Une progression importante au second tour

Marine Le Pen possède une grande stabilité dans ses résultats au premier tour, et progresse au second tour. La présidente du Rassemblement national reste ainsi stable à 25% par rapport au sondage Harris Interactive du 3 juillet 2020. En 9 mois et malgré le prolongement de la crise sanitaire elle est parvenue à stabiliser son socle électoral. Mais c’est surtout au second tour de l’élection présidentielle où sa progression est très importante, passant en 6 mois de 42 à 47% face à Emmanuel Macron et en se retrouvant ainsi dans la marge d’erreur. Ainsi, avec le dernier sondage, si l’élection avait lieu dimanche prochain, on serait incapable de déterminer le vainqueur du scrutin à partir des enquêtes d’opinions.

Cette progression importante s’explique par une abstention des électeurs de gauche dans le cadre d’un éventuel match retour au second tour. En effet, dans ce cadre, Emmanuel Macron ne capterait que 24% des électeurs de Jean-Luc Mélenchon (contre 52% en 2017), et environ 45 des électeurs d’Hidalgo et Jadot (contre 71% de ceux de Hamon en 2017). De son côté, Marine Le Pen progresse peu chez les électeurs de droite mais augmente son score vis-à-vis des électeurs de Jean-Luc Mélenchon (24% contre uniquement 7% en 2017).

Un risque de non-qualification au second tour ?

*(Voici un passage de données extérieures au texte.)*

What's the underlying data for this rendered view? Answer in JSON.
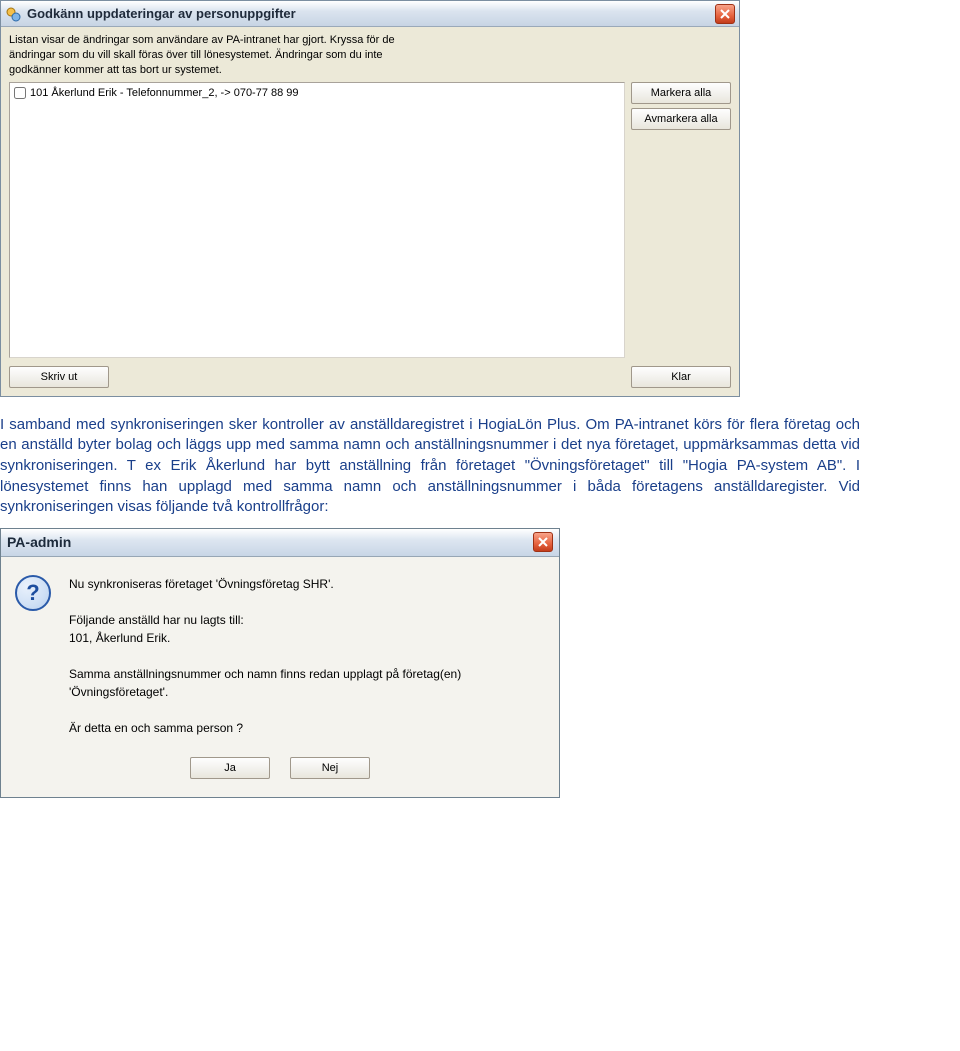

Le risque pour Marine Le Pen est de commettre l’erreur de jouer le second tour avant le premier comme a pu le faire Lionel Jospin en 2002. Si la progression au second tour est très importante, la qualification de la candidate RN au second tour n’est pas assurée. En effet, à un an de l’élection le score du RN est souvent plus important dans les sondages que le résultat final dans les urnes. Ainsi en janvier 2016 les sondages donnaient Marine Le Pen à environ 27% dans les sondages pour finalement réaliser un score de 21,4% au soir du premier tour. De même, il est très probable que Marine Le Pen perde quelques points d’ici l’élection puisqu’elle bénéficie actuellement d’un effet de candidate déclarée face à des candidatures « Les Républicains » encore hypothétiques. À ce titre, elle capte environ 10% des électeurs de François Fillon de 2017 en vue du premier tour de la prochaine élection présidentielle.

Ainsi, comme en 2017, plutôt qu’un duel entre Marine Le Pen et Emmanuel Macron nous pouvons retrouver 4 blocs capables de se qualifier au second tour. Nous pouvons ainsi retrouver un candidat de gauche (avec une concurrence entre le bloc social-écologistes et Jean-Luc Mélenchon), un candidat de la majorité présidentielle, un candidat LR et Marine Le Pen. Dans ce contexte, le seuil de qualification au second tour serait proche des 20%. La présidente du RN doit ainsi éviter de voir ses suffrages s’éparpiller avec une éventuelle multiplication des candidatures sur son segment électoral comme celle de l’hypothèse d’Eric Zemmour. De plus, elle doit faire attention au profil du candidat LR qui pourrait lorgner sur son électorat en lui garantissant qu’il est en meilleur position de battre Emmanuel Macron. À ce titre, d’un côté Xavier Bertrand pourrait davantage la concurrencer sur son électorat populaire tandis qu’un profil comme Bruno Retailleau pourrait lui contester le profil d’un électorat porté sur les questions régaliennes.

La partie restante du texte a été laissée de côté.